No domingo, 16, quem passou pelo número 901 da Avenida Paulista viu as portas da loja fechadas e o aviso de que a livraria continuava atendendo pelo seu site.

Com essa notícia, a Fnac está a um passo de sair de vez do Brasil. Agora só resta a loja do Shopping Flamboyant, em Goiânia – e não se sabe até quando.

Procurada para comentar o fechamento da loja da Paulista, o futuro da de Goiânia e seu próprio futuro, a Cultura respondeu, por meio de sua assessoria de imprensa, que “não comentará nem divulgará dados das suas operações”. Disse ainda: “A Livraria Cultura segue o seu planejamento estratégico para os próximos anos: manter unidades com boa performance, procurando sempre melhorar a experiência do cliente em loja, e reforçar a presença em e-commerce”.
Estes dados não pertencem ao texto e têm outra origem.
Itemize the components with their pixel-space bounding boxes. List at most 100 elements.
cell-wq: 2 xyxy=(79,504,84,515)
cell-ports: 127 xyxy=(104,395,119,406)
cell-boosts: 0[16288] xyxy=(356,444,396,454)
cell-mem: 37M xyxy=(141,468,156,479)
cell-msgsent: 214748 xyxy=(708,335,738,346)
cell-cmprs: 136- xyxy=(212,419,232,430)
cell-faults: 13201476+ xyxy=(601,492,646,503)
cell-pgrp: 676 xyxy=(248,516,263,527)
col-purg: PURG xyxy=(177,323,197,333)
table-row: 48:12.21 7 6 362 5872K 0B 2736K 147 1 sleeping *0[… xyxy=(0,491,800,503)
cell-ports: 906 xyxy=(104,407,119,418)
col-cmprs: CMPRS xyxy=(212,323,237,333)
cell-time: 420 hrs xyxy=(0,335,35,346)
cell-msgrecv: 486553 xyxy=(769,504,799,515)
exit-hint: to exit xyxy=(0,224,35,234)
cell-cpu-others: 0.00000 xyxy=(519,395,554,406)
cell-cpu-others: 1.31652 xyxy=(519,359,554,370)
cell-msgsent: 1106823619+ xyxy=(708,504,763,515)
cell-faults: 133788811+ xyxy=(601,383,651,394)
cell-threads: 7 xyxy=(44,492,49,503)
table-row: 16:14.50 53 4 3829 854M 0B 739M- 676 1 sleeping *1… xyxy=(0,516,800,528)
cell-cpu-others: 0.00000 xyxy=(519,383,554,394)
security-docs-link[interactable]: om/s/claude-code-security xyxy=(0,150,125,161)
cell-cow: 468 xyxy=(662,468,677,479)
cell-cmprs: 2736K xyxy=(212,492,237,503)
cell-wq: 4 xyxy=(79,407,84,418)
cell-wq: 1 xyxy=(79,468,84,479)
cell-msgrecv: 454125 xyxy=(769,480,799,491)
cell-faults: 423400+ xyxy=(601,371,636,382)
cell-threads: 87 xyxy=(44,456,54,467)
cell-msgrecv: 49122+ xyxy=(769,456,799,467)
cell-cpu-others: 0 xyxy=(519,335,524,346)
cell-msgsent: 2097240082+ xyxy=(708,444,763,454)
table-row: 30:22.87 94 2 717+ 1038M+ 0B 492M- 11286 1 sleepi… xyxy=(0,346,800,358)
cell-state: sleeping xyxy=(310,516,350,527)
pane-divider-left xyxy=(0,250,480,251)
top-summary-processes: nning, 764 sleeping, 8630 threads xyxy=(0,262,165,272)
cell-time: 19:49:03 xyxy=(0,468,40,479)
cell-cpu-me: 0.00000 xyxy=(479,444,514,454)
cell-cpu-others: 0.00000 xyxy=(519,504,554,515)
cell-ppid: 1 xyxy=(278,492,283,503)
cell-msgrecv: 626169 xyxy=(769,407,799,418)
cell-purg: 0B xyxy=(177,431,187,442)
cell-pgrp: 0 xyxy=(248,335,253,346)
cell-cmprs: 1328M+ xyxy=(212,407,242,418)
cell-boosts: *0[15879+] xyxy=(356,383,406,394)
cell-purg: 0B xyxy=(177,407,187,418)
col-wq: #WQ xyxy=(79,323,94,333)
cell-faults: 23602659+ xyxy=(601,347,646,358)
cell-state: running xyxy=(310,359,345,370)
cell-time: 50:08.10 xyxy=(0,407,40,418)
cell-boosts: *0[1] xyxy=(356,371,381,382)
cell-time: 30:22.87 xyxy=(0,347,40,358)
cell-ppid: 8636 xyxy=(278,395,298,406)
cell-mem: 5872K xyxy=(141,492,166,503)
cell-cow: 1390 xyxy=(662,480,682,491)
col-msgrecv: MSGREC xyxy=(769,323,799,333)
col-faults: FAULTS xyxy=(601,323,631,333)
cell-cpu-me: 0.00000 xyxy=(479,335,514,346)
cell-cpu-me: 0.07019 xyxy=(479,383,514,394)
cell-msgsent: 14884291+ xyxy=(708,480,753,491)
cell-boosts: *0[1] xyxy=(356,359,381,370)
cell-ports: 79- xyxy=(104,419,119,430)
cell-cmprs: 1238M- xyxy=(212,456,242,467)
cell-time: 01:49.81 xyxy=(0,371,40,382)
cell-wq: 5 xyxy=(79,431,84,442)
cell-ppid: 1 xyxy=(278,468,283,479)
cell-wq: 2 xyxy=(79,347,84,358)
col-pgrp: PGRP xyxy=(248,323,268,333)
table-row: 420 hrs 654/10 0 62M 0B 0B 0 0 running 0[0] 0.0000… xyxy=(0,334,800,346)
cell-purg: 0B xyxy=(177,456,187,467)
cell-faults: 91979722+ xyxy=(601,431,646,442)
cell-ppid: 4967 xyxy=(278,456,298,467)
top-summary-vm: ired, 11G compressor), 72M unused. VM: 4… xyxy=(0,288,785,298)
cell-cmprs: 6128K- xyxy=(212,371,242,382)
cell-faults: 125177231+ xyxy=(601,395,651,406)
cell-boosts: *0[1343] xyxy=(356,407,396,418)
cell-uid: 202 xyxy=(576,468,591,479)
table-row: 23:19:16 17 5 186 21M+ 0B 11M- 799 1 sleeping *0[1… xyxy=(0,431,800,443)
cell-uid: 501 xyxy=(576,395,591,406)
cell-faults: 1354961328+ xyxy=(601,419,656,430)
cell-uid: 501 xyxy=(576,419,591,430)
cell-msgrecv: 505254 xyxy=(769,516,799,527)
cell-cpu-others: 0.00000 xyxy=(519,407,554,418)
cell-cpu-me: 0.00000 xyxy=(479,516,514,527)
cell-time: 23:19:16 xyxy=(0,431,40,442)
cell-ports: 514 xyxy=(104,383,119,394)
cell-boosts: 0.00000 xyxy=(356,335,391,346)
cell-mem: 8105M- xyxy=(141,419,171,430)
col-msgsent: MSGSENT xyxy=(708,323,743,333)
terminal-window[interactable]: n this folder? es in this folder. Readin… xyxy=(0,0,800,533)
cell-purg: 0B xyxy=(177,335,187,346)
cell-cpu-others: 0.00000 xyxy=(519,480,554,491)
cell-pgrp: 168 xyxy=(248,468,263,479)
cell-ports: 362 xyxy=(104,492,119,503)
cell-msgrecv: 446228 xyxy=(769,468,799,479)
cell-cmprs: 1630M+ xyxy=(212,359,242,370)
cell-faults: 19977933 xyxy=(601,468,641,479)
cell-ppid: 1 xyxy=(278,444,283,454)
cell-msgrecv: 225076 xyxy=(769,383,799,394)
A Fnac não começou do zero quando chegou ao Brasil em 1998. Um ano antes, surgia, na Praça dos Omaguás, em Pinheiros, o projeto megalomaníaco, e caro (R$ 25 milhões), do Ática Shopping Cultural – com 8 mil m2 e cinco andares, ele se tornou a maior livraria de livros e CDs da América Latina. Não deu tão certo quanto se imaginou, e sua venda, no ano seguinte à inauguração, viabilizou a chegada da rede francesa ao País.

Ela logo tentou corrigir alguns exageros cometidos pela Ática, e incluiu outros produtos, sobretudo eletrônicos, em seu portfólio. Com o tempo, e esse foi o primeiro erro da empresa, de acordo com o mercado, os livros foram perdendo seu espaço na loja – e, portanto, a livraria foi perdendo importância para as editoras. Quatro anos atrás, ela era responsável por cerca de 2% do faturamento das editoras. Recentemente, muitas delas já nem negociavam mais com Fnac. A Cultura, comenta-se, responde por cerca de 8%, e a Saraiva, por 30%. Por ora, já que nenhuma das duas está, porém, em situação melhor que estava a Fnac.

Os planos de expansão também atrapalharam o desempenho da empresa, recorda Gerson Ramos, ex-funcionário da Ática e depois da Fnac, onde ficou por dois anos, e hoje diretor comercial da editora Planeta. “Seu modelo dependia de grande volume para se sustentar. Ela queria 20 lojas em cinco anos, mas só conseguiu abrir 11 em 15 anos”, comenta.

Quando a Livraria Cultura anunciou, 14 meses atrás, que estava comprando a operação da Fnac no Brasil, o mercado já imaginou que o cenário seria esse mesmo: o fim da rede no País. A Cultura estava, então, ganhando dinheiro para, como se repete pelo mercado, “fazer o trabalho sujo”: demitir, romper contratos.

Devendo para fornecedores, demitindo funcionários e fechando lojas, a Cultura já vinha enfrentando sua própria crise. “A Fnac acrescentou um problema à vida da Cultura. Ela mais atrapalhou do que ajudou. Consumiu o tempo e a energia de que ela precisava para ter foco para resolver seus próprios problemas”, comenta uma fonte do mercado. Até o ano passado, a rede de Pedro Herz tentava fazer alguns acertos pontuais com editoras que considerava importante. Hoje, diz outra fonte, nem isso.

“É lamentável, mas a questão da Fnac era anunciada. Nunca vi uma coisa tão complexa quanto à situação que as grandes redes estão vivendo. Estamos falando de 40% do mercado. Não consigo imaginar solução de curto prazo”, comenta Luiz Antonio Torelli, presidente da Câmara Brasileira do Livro.

O editor e livreiro Alexandre Martins Fontes também diz que nunca viveu uma crise como esta. “Estou muito preocupado com o futuro das livrarias físicas no Brasil e a Fnac é mais uma vítima. Mas essa crise, sem precedentes, tem várias origens. É macroeconômica, é política, mas é também de responsabilidade do próprio mercado, que tomou decisões erradas, como, por exemplo, priorizar outros produtos em detrimento do livro”, diz Alexandre que há tempos não via mais a Fnac da Paulista, distante alguns poucos metros de sua Martins Fontes, como concorrente.